Download or read book Abstract Art written by Anna Moszynska and published by Thames & Hudson. This book was released on 2021-04-01 with total page 422 pages. Available in PDF, EPUB and Kindle. Book excerpt: Since the early years of the 20th century, Western abstract art has fascinated, outraged and bewildered audiences. Its path to acceptance within the artistic mainstream was slow. Anna Moszynska traces the origins and evolution of abstract art, placing it in broad cultural context. She examines the pioneering work of Kandinsky, Malevich and Mondrian alongside the Russian Constructivists, the De Stijl group and the Bauhaus artists, contrasting European geometric abstraction in the 1930s and 40s with the emphasis on personal expression after the Second World War. Op, Kinetic and Minimal art of the postwar period is discussed and illustrated in detail, and new chapters bring the account up to date, exploring the crisis in abstraction of the 1980s and its revival in paint, fabric, sculpture and installation in recent decades. The first edition of this book, published in 1990, was acclaimed by reviewers; now in full colour and comprehensively revised, it will serve as the best introduction to abstract art for a new generation.

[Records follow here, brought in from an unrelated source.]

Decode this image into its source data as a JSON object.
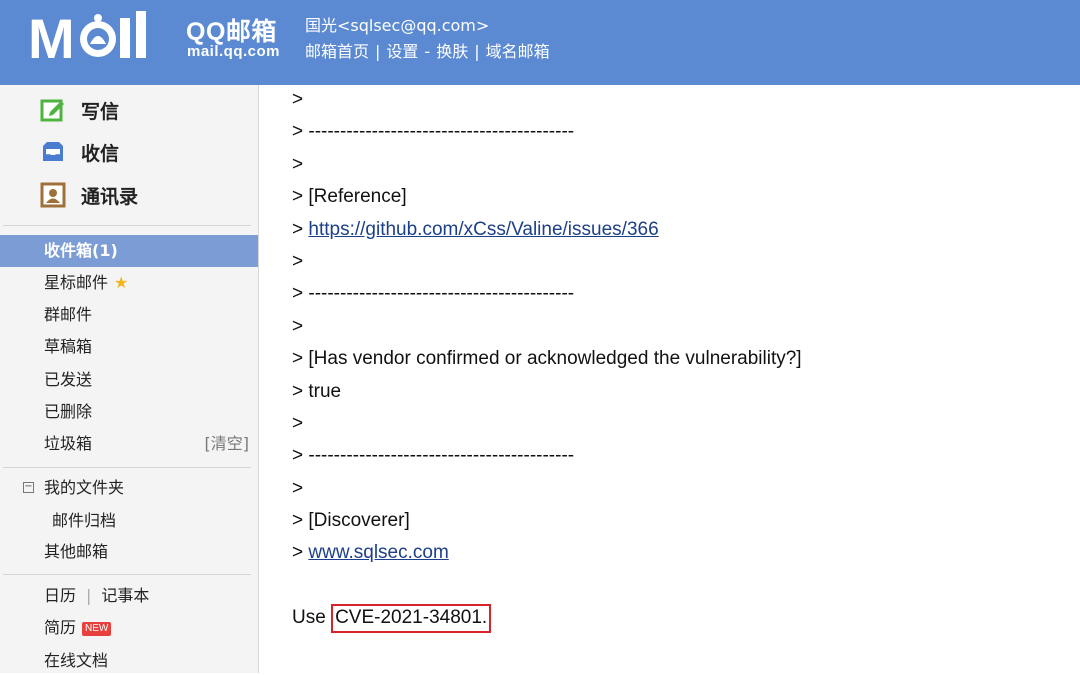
{
  "header": {
    "logo_text": "M◎il",
    "brand": "QQ邮箱",
    "domain": "mail.qq.com",
    "user": "国光<sqlsec@qq.com>",
    "nav": [
      "邮箱首页",
      "设置",
      "换肤",
      "域名邮箱"
    ],
    "nav_seps": [
      "|",
      "-",
      "|"
    ]
  },
  "sidebar": {
    "quick": [
      {
        "label": "写信",
        "icon": "compose-icon"
      },
      {
        "label": "收信",
        "icon": "inbox-tray-icon"
      },
      {
        "label": "通讯录",
        "icon": "contacts-icon"
      }
    ],
    "folders": [
      {
        "label": "收件箱(1)",
        "active": true
      },
      {
        "label": "星标邮件"
      },
      {
        "label": "群邮件"
      },
      {
        "label": "草稿箱"
      },
      {
        "label": "已发送"
      },
      {
        "label": "已删除"
      },
      {
        "label": "垃圾箱",
        "action": "[清空]"
      }
    ],
    "my_folders": {
      "toggle": "⊟",
      "label": "我的文件夹",
      "children": [
        "邮件归档"
      ]
    },
    "other_mailbox": "其他邮箱",
    "tools": {
      "calendar": "日历",
      "sep": "|",
      "notes": "记事本",
      "resume": "简历",
      "new_badge": "NEW",
      "docs": "在线文档"
    },
    "colors": {
      "active_bg": "#7b9cd4",
      "header_bg": "#5b8ad2"
    }
  },
  "email": {
    "lines": [
      ">",
      "> ------------------------------------------",
      ">",
      "> [Reference]",
      {
        "prefix": "> ",
        "link": "https://github.com/xCss/Valine/issues/366"
      },
      ">",
      "> ------------------------------------------",
      ">",
      "> [Has vendor confirmed or acknowledged the vulnerability?]",
      "> true",
      ">",
      "> ------------------------------------------",
      ">",
      "> [Discoverer]",
      {
        "prefix": "> ",
        "link": "www.sqlsec.com"
      }
    ],
    "footer_prefix": "Use ",
    "footer_highlight": "CVE-2021-34801",
    "footer_suffix": "."
  }
}
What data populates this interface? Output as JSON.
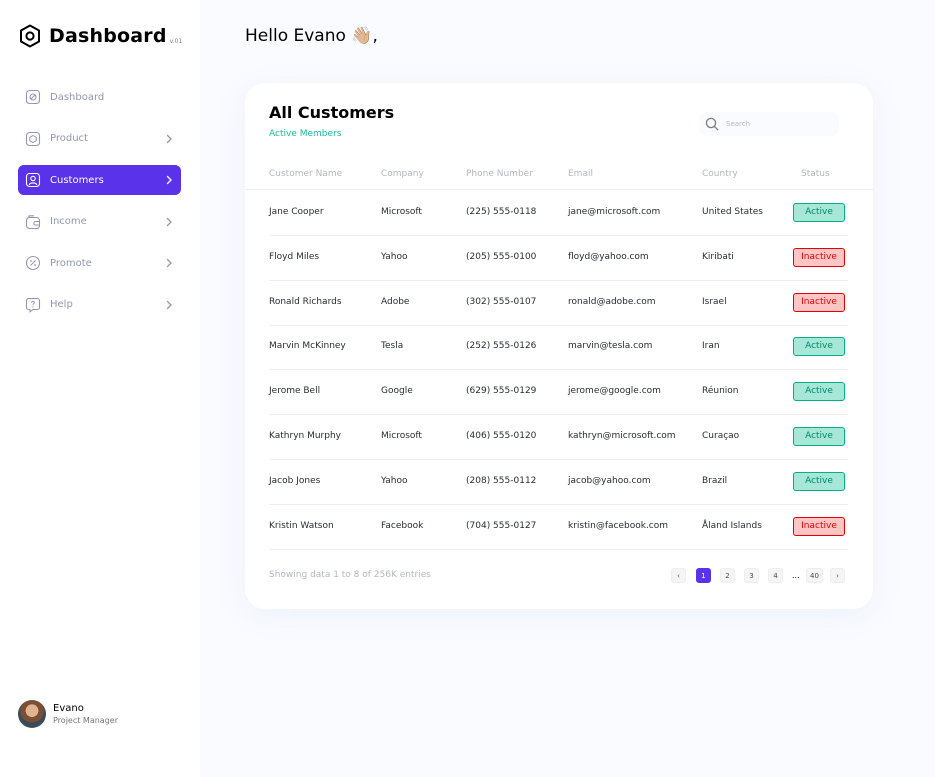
{
  "brand": {
    "title": "Dashboard",
    "version": "v.01"
  },
  "nav": [
    {
      "label": "Dashboard",
      "icon": "dashboard-icon",
      "chevron": false,
      "active": false
    },
    {
      "label": "Product",
      "icon": "product-icon",
      "chevron": true,
      "active": false
    },
    {
      "label": "Customers",
      "icon": "customers-icon",
      "chevron": true,
      "active": true
    },
    {
      "label": "Income",
      "icon": "income-icon",
      "chevron": true,
      "active": false
    },
    {
      "label": "Promote",
      "icon": "promote-icon",
      "chevron": true,
      "active": false
    },
    {
      "label": "Help",
      "icon": "help-icon",
      "chevron": true,
      "active": false
    }
  ],
  "profile": {
    "name": "Evano",
    "role": "Project Manager"
  },
  "greeting": "Hello Evano 👋🏼,",
  "card": {
    "title": "All Customers",
    "subtitle": "Active Members",
    "search_placeholder": "Search"
  },
  "table": {
    "columns": [
      "Customer Name",
      "Company",
      "Phone Number",
      "Email",
      "Country",
      "Status"
    ],
    "rows": [
      {
        "name": "Jane Cooper",
        "company": "Microsoft",
        "phone": "(225) 555-0118",
        "email": "jane@microsoft.com",
        "country": "United States",
        "status": "Active"
      },
      {
        "name": "Floyd Miles",
        "company": "Yahoo",
        "phone": "(205) 555-0100",
        "email": "floyd@yahoo.com",
        "country": "Kiribati",
        "status": "Inactive"
      },
      {
        "name": "Ronald Richards",
        "company": "Adobe",
        "phone": "(302) 555-0107",
        "email": "ronald@adobe.com",
        "country": "Israel",
        "status": "Inactive"
      },
      {
        "name": "Marvin McKinney",
        "company": "Tesla",
        "phone": "(252) 555-0126",
        "email": "marvin@tesla.com",
        "country": "Iran",
        "status": "Active"
      },
      {
        "name": "Jerome Bell",
        "company": "Google",
        "phone": "(629) 555-0129",
        "email": "jerome@google.com",
        "country": "Réunion",
        "status": "Active"
      },
      {
        "name": "Kathryn Murphy",
        "company": "Microsoft",
        "phone": "(406) 555-0120",
        "email": "kathryn@microsoft.com",
        "country": "Curaçao",
        "status": "Active"
      },
      {
        "name": "Jacob Jones",
        "company": "Yahoo",
        "phone": "(208) 555-0112",
        "email": "jacob@yahoo.com",
        "country": "Brazil",
        "status": "Active"
      },
      {
        "name": "Kristin Watson",
        "company": "Facebook",
        "phone": "(704) 555-0127",
        "email": "kristin@facebook.com",
        "country": "Åland Islands",
        "status": "Inactive"
      }
    ]
  },
  "footer": {
    "entries_text": "Showing data 1 to 8 of  256K entries"
  },
  "pagination": {
    "prev": "‹",
    "pages": [
      "1",
      "2",
      "3",
      "4"
    ],
    "ellipsis": "...",
    "last": "40",
    "next": "›",
    "current": "1"
  },
  "colors": {
    "accent": "#5932ea",
    "active_badge": "#00b087",
    "inactive_badge": "#df0404",
    "subtitle": "#16c098"
  }
}
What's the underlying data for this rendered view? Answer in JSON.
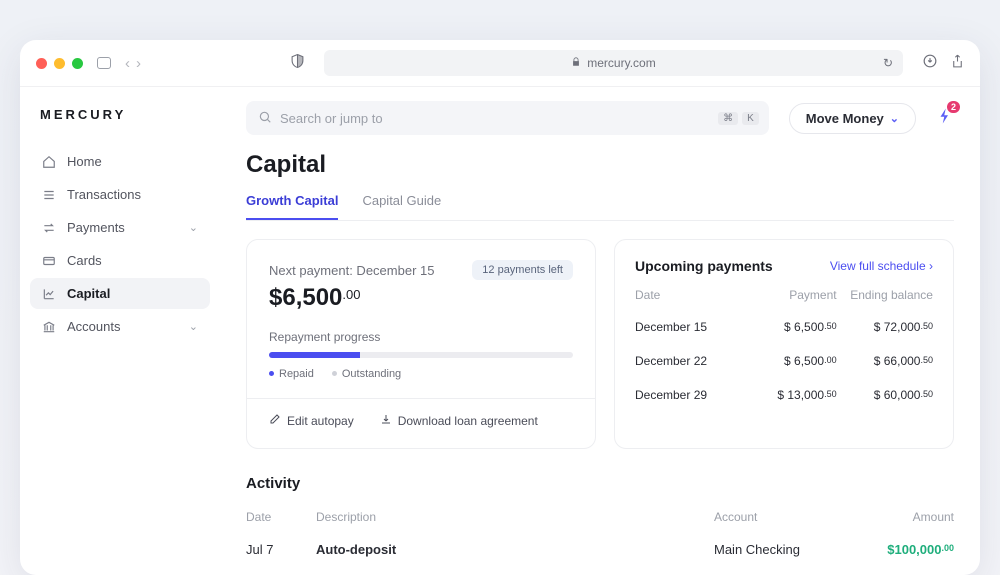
{
  "browser": {
    "url_host": "mercury.com"
  },
  "brand": "MERCURY",
  "sidebar": {
    "items": [
      {
        "label": "Home"
      },
      {
        "label": "Transactions"
      },
      {
        "label": "Payments"
      },
      {
        "label": "Cards"
      },
      {
        "label": "Capital"
      },
      {
        "label": "Accounts"
      }
    ]
  },
  "topbar": {
    "search_placeholder": "Search or jump to",
    "kbd1": "⌘",
    "kbd2": "K",
    "move_money": "Move Money",
    "notif_count": "2"
  },
  "page": {
    "title": "Capital"
  },
  "tabs": {
    "growth": "Growth Capital",
    "guide": "Capital Guide"
  },
  "next_payment": {
    "label": "Next payment: December 15",
    "pill": "12 payments left",
    "amount_main": "$6,500",
    "amount_cents": ".00",
    "progress_label": "Repayment progress",
    "legend_repaid": "Repaid",
    "legend_outstanding": "Outstanding",
    "edit_autopay": "Edit autopay",
    "download": "Download loan agreement"
  },
  "upcoming": {
    "title": "Upcoming payments",
    "view_full": "View full schedule",
    "head_date": "Date",
    "head_payment": "Payment",
    "head_balance": "Ending balance",
    "rows": [
      {
        "date": "December 15",
        "pay": "$ 6,500",
        "payc": ".50",
        "bal": "$ 72,000",
        "balc": ".50"
      },
      {
        "date": "December 22",
        "pay": "$ 6,500",
        "payc": ".00",
        "bal": "$ 66,000",
        "balc": ".50"
      },
      {
        "date": "December 29",
        "pay": "$ 13,000",
        "payc": ".50",
        "bal": "$ 60,000",
        "balc": ".50"
      }
    ]
  },
  "activity": {
    "title": "Activity",
    "head_date": "Date",
    "head_desc": "Description",
    "head_acct": "Account",
    "head_amount": "Amount",
    "rows": [
      {
        "date": "Jul 7",
        "desc": "Auto-deposit",
        "acct": "Main Checking",
        "amt": "$100,000",
        "amtc": ".00"
      }
    ]
  }
}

Book The Myth of Abstraction

Download or read book The Myth of Abstraction written by Andrea Meyertholen and published by Boydell & Brewer. This book was released on 2021 with total page 311 pages. Available in PDF, EPUB and Kindle. Book excerpt: An alternative genealogy of abstract art, featuring the crucial role of 19th-century German literature in shaping it aesthetically, culturally, and socially.